Я смеялась. Он тоже смеялся. Но неуловимое движение время от времени проходило по холеному маленькому лицу. Равнодушие? Ненависть? Усталость?
"Родная моя, прости, что так редко пишу. Это происходит не только потому, что совершенно нет времени, а потому, что не знаю, что выбрать из множества поразительных впечатлений. Я – в городе мертвых, не в символическом, а в самом точном, грубо-реальном смысле этого слова. На каждом перекрестке, на каждой улице, за каждым углом – мертвые. Много молодых, рослых, красивых, с рыжими, примерзшими к земле волосами.
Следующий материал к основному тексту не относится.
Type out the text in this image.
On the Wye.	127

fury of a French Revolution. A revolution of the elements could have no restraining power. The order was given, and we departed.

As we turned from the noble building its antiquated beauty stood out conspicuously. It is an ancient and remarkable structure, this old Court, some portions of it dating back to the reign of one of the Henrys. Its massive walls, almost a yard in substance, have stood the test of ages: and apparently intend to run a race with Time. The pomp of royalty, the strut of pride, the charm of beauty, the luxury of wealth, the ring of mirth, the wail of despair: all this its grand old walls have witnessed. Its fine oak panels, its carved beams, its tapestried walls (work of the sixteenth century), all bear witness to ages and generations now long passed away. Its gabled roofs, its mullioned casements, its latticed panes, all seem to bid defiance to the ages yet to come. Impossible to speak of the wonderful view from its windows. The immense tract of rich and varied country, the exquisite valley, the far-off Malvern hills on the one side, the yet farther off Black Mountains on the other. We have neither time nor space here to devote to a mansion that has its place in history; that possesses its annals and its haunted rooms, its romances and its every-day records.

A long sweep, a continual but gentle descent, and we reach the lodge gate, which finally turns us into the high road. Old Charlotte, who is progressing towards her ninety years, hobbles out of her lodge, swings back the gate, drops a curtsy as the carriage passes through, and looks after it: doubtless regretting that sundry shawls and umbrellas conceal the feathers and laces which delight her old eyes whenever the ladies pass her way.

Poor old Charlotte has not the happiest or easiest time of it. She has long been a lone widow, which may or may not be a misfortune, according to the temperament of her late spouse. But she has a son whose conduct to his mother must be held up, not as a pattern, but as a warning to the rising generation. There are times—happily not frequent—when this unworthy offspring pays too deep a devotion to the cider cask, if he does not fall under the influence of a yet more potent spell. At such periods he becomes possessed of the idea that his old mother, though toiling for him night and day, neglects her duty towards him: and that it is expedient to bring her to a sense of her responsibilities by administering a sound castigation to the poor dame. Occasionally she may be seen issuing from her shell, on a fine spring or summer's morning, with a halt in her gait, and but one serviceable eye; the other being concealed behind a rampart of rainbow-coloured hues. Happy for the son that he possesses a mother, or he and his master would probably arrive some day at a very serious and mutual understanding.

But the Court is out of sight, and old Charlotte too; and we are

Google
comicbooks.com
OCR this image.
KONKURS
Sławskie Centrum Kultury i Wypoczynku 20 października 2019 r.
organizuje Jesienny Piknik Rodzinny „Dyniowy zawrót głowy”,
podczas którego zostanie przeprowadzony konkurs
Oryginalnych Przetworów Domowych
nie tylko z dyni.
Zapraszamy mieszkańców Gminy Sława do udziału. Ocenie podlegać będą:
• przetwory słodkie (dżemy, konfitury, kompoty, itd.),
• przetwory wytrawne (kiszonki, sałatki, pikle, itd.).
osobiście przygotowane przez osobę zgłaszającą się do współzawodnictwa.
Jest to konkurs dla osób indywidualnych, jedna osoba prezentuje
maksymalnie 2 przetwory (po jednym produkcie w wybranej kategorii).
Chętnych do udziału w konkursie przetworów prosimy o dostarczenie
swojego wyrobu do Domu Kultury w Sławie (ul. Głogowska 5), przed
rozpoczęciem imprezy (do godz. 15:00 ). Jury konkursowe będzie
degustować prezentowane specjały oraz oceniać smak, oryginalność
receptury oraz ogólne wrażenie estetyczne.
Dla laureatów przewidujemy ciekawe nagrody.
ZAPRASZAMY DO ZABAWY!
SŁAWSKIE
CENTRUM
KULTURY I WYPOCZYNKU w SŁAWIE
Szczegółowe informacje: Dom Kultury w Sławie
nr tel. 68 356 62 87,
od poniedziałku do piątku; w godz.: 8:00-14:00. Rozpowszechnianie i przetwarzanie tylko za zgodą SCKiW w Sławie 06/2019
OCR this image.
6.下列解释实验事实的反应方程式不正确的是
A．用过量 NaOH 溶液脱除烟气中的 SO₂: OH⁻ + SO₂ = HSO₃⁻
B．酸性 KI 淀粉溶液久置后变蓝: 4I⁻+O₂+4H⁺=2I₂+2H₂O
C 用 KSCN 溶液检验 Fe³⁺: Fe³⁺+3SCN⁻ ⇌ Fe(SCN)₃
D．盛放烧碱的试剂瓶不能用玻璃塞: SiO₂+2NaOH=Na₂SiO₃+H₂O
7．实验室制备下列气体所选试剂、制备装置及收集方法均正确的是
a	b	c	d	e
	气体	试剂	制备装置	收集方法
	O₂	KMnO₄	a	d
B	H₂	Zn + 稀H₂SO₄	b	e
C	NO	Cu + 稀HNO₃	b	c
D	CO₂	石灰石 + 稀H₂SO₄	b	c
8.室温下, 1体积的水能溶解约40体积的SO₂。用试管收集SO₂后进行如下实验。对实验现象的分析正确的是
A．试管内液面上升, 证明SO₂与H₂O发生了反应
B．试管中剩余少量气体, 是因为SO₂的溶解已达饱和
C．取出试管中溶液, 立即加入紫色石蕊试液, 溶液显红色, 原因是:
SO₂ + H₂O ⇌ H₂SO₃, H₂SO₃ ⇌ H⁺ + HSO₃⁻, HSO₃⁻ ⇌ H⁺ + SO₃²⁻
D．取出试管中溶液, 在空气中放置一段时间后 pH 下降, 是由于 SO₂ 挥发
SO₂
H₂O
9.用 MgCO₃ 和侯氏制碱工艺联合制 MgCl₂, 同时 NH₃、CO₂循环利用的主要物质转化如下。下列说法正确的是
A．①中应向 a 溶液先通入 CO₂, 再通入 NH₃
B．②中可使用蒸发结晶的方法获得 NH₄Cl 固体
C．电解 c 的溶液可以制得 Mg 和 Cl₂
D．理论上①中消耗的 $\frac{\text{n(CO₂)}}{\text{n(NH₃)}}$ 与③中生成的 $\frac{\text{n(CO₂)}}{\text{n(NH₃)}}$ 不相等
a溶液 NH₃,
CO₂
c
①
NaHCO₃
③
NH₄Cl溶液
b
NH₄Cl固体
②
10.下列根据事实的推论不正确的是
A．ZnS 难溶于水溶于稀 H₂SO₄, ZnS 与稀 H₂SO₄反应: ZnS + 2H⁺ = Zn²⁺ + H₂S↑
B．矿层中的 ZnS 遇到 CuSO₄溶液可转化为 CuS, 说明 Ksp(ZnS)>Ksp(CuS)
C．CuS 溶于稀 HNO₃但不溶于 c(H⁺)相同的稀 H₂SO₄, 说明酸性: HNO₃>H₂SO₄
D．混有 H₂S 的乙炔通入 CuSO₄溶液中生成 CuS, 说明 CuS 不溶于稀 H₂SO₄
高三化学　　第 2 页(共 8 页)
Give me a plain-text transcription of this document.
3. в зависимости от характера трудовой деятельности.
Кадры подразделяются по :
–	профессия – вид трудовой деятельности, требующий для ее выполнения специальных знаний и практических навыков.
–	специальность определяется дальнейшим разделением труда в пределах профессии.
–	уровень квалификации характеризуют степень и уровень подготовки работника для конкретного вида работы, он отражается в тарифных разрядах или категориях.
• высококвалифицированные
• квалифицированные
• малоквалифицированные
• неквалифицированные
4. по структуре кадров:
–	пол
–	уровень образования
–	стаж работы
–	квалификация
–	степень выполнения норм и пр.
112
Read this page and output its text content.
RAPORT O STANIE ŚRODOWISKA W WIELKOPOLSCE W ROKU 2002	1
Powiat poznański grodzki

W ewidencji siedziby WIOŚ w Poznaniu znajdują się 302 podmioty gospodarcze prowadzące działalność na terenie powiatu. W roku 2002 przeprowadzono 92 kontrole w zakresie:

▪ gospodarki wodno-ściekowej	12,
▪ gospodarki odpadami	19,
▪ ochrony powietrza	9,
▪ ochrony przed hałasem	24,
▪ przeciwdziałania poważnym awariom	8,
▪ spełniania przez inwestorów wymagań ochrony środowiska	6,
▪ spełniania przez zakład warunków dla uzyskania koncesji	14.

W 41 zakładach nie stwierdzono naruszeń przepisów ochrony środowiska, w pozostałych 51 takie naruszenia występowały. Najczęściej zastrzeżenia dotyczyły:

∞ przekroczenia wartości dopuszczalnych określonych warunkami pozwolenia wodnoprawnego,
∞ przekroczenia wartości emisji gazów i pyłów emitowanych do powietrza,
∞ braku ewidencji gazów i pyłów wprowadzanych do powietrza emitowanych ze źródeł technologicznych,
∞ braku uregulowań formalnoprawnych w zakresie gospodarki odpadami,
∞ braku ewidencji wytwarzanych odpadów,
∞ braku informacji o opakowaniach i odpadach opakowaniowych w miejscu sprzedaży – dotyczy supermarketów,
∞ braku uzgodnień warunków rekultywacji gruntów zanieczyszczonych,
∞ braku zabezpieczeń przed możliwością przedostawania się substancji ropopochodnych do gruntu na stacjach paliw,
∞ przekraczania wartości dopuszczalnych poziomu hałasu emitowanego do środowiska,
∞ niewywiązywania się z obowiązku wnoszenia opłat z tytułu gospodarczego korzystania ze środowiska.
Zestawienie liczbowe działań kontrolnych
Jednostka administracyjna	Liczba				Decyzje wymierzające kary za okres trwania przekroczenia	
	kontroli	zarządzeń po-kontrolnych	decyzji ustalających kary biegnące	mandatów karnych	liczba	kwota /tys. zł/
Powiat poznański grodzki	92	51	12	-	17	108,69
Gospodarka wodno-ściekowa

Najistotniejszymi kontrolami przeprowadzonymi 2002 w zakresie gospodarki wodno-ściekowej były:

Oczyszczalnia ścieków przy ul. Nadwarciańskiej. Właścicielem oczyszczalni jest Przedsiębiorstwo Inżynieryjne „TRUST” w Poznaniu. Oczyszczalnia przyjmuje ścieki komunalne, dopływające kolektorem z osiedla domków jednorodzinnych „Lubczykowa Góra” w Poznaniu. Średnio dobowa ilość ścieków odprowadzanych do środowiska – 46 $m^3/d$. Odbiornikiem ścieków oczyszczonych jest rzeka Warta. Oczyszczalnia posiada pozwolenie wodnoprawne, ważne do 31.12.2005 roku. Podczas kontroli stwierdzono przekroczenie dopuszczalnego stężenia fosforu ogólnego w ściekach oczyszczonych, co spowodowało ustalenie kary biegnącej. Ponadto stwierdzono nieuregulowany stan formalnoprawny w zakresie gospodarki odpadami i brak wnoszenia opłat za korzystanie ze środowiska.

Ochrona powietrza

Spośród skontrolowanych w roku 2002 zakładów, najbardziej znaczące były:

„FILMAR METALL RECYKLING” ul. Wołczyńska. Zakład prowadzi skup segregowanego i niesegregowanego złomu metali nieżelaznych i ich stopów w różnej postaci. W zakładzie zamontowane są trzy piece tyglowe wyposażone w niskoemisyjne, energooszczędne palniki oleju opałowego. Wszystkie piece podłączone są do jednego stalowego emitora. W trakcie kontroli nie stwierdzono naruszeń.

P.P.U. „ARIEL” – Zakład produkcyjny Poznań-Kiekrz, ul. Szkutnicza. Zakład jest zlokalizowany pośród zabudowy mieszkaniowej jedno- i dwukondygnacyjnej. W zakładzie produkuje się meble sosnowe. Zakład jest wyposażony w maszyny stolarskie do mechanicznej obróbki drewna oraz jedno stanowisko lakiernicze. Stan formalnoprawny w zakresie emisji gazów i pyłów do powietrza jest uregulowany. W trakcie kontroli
Иногда, впрочем, сталкиваешься с живыми. Вчера мы наткнулись на полуобвалившийся деревянный барак. Это было ночью, и при свете фонаря мы увидели неправдоподобное, почти фантастическое зрелище: немецкие солдаты, укрывшись шинелями, лежали на койках, а над ними, оскалив морды, висели ободранные лошадиные туши. Я не сразу понял, что это значит: не вставая с койки, можно было отрезать ножом кусок гниющего мяса. Я приказал им встать. Они поднялись, поддерживая друг друга, распухшие, заросшие, черные. Не могу тебе передать, какая ненависть глянула на меня из этих провалившихся глаз… Ну, ладно! Поговорим о другом. Позвольте вам доложить, что я без памяти влюбился в одного человека. Не бойся – мужчина и в солидных годах – шестьдесят четыре, хотя на вид значительно меньше. Зовут его Григорий Григорьич Рамазанов. Я поручил ему один из самых трудных районов, и он работает толково, умно и, главное, весело – в здешних условиях это особенно важно. Знаешь, кто мерещится мне, когда я смотрю на него? Лермонтовский Максим Максимыч.